Green Energy?


of an Exhibition

by Devora Liss

Published on August 16, 2013, Modified on August 16, 2013

  • Description:

    I visited the Madatech museum with a friend whose office wants to sponsor/build renewable energy education centers. As a museum/outdoor education person, she wanted my “behind the scenes” opinion on what we’d see.

    This review covers three separate exhibitions: 1) Green Energy; 2) My Green Home; 3) Noble Energy Science Park.

    Green Energy
    At first glance, this exhibition is dynamic, engaging, and colorful. Each station includes information (trilingual Heb., Ar., Eng.) and an interactive game/activity where visitors can harness/use/simulate that energy source. My favorite was the wind power station, where visitors adjusted sails and sent small boats cruising, trying to reach the other side.

    This exhibition has one major set-back: It is not about green energy. Alongside stations about wind energy, solar power, and hydro-power, the exhibition also features fossil fuels and the refinement of petroleum. In fact, there is only one negative remark throughout the entire exhibition: hydro-electric power. “Placing large dam across a creek or river damages the surrounding ecological system.” Instead, this exhibit is an uncritical survey of all energy sources.

    A quick glance at the sponsor wall clears everything up: alongside green energy/technology companies like Solel and Ormat, you can find Dor Alon (an Israeli gas station company that is the exclusive marketer of Texaco products here), Israeli Electric (which continues to produce energy from coal, despite the abundance of sunshine), Bazan (Israeli petro-chemical refinery), and the Ashkelon-Eilat pipe, which transfers petroleum between Red Sea and Mediterranean ports.

    Israel’s elementary school curriculum includes the drawbacks of different energy sources, and addresses the pollution of the air, water, and land. Why can’t the national science museum do at least that?

    My Green Home
    Located in the mezzanine level above Green Energy, this exhibition focuses on smart energy use at home.
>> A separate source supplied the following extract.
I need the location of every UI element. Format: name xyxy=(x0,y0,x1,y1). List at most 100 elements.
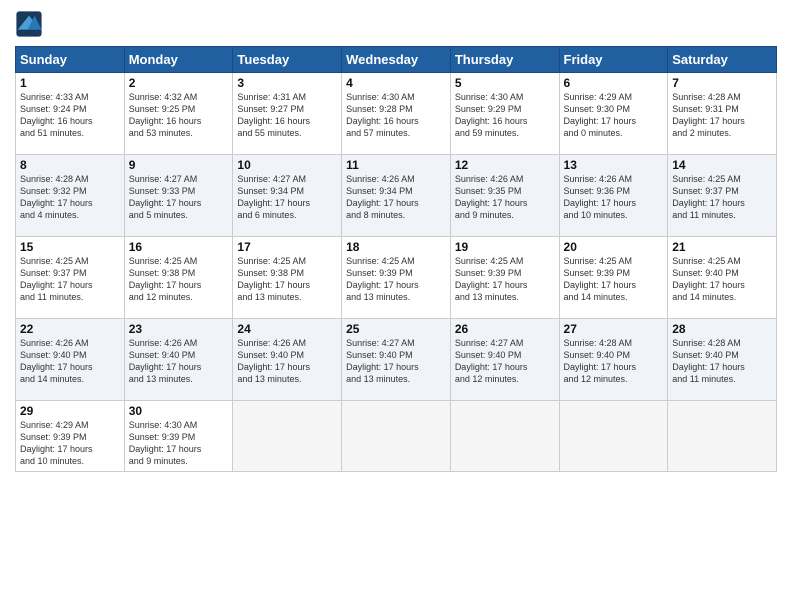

This mostly bilingual exhibition (Heb., Eng) covers construction materials (bricks, glass), water use (graywater), and lifestyle choices (solar water heaters, dual flush, air drying laundry).

    This exhibition is also interactive, but slightly different. A hand symbol invites visitors to touch, and they can ether feel a difference in temperature (insulating materials) or activate the display (water flows from the washer and sink into the toilet).

    Although small, this exhibition covered a wide range of topics, including recycling and energy consumption of different TVs. And although not as hands-on as Green Energy, visitors could activate a wide range of processes familiar from their daily lives – surely exciting for young visitors.

    Noble Energy Science Park
    After a few hours inside the impressive yet stifling building, we headed outside to the museum’s courtyard. Within minutes, three mature adults turned into gleeful, curious children – exactly what a science museum is supposed to do!

    This amazing outdoor park features many different type of interactive elements, games, and activities that demonstrate different principles of energy. It includes: human-sized levers, an Archimedean screw, focusing the sun to ignite enemy ships, a gravity activity, pulleys, dams and water gates, bikes that create whirl pools and so much more. I’ll let the pictures speak for themselves.

    Notably, the only issue I’ll pick is the sponsor: Noble Energy, a company for natural gas, oil, deepwater drilling, shale, and more.

    I must ask whether the country is providing enough funding for the sciences in general, and the national science museum in particular. The clear conflict of interest between the exhibition sponsors and the message/content was glaring. Israel takes pride in its being a start up nation; whether high-tech, agriculture, solar energy, or other fields, there are leading experts conducting innovative work – enough to make any developed country proud. But this level of science and accomplishment must be maintained, through investment in education, field trips, and doing everything and anything to pique the curiosity of the country’s young minds. The Madatech is a solid place to begin, but there needs to be clarity and consistency.